Zauważalnej zmianie uległ też styl wypowiedzi przedstawicieli ugrupowania, który stał się zdecydowanie konfrontacyjny i sarkastyczny wobec politycznych konkurentów. Dzięki selektywnej krytyce niektórych działań rządu federalnego (np. podczas kryzysu migracyjnego) FDP udało się zyskać opinię ugrupowania rozsądnego protestu zbliżonego pod względem części postulatów do Alternatywy dla Niemiec z pierwszych miesięcy jej istnienia (kiedy ugrupowanie to zyskiwało sympatię wśród wyborców rozczarowanych postawą chadecji w kryzysie strefy euro). Zmiany te zachodziły w 2015 roku, dokładnie w chwili, kiedy w AfD doszło do zmiany kierownictwa i zaczęła ona wyraźnie skręcać w prawo. Liberałom udało się odbić część mieszczańskiego elektoratu AfD i wejść do parlamentów landowych Bremy i Hamburga, a w kolejnym roku Badenii-Wirtembergii i Nadrenii-Palatynatu, gdzie współtworzą rząd. Zmienionemu wizerunkowi partii towarzyszyły też dość poważne zmiany programowe, które miały dwa cele:
- zerwanie z dziedzictwem Guido Westerwellego i Hansa-Dietricha Genschera (obaj zmarli w 2016 roku) w polityce zagranicznej i otwarcie się na tak kontrowersyjne postulaty jak wyrzucenie Grecji ze strefy euro i zakończenie negocjacji akcesyjnych z Turcją;
- zerwanie z opinią ugrupowania oddalonego od problemów „zwykłych” ludzi i uzależnionego od wąskich grup interesu.

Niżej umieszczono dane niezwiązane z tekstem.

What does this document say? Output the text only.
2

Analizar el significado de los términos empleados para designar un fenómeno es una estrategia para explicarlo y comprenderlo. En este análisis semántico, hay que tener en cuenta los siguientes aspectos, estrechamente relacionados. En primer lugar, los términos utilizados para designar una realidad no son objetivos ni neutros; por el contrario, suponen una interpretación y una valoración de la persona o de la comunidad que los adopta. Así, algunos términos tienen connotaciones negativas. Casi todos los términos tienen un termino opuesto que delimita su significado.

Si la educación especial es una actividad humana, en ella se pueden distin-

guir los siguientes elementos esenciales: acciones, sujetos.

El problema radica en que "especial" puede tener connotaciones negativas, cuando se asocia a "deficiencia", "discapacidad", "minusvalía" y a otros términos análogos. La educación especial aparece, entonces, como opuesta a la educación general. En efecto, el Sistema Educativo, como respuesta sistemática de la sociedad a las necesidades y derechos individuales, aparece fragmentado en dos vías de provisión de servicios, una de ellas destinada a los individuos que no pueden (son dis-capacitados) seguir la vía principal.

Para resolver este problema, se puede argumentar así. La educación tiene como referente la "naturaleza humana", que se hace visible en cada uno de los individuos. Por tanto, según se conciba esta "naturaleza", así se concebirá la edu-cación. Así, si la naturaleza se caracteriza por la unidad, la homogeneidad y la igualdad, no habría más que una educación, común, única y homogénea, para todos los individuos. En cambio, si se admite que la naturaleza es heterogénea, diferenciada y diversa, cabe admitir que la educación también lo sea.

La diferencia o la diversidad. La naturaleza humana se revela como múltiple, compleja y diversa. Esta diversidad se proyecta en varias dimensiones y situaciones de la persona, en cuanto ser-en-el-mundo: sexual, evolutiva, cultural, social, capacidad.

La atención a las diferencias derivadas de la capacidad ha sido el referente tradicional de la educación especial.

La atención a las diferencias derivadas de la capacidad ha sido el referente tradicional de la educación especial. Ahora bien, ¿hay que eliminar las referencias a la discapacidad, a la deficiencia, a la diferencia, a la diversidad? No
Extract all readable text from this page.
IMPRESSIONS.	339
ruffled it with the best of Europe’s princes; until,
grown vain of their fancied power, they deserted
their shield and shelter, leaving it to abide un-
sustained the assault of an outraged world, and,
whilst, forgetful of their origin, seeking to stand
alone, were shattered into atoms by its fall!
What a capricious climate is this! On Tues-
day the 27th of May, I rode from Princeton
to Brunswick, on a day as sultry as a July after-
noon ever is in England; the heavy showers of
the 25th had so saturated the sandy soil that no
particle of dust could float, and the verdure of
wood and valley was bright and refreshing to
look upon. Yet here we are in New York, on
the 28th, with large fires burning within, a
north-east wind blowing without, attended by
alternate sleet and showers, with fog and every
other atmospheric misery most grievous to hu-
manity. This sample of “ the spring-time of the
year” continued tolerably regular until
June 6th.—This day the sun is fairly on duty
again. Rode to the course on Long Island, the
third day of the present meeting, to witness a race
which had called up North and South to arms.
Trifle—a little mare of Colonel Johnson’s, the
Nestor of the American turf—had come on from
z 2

Stosunkowo wysokie obecnie notowania partii to jednak przede wszystkim efekt popularności jej przewodniczącego, który konsekwentnie budował swój wizerunek za pomocą instrumentów bardziej charakterystycznych dla świata show-businessu niż polityki. Lindner jest najaktywniejszym niemieckim politykiem w serwisach społecznościowych (sam pisze posty i dyskutuje z obywatelami), nie stroni od pokazywania siebie w prywatnych sytuacjach[5]. Tworzy dzięki temu wizerunek polityka bliskiego ludziom, co przyciąga uwagę nie tylko poważnych mediów, ale również prasy kolorowej. Jednocześnie jest zawsze doskonale przygotowany do występów w programach publicystycznych, łącząc znajomość podejmowanych tematów z retorycznym refleksem.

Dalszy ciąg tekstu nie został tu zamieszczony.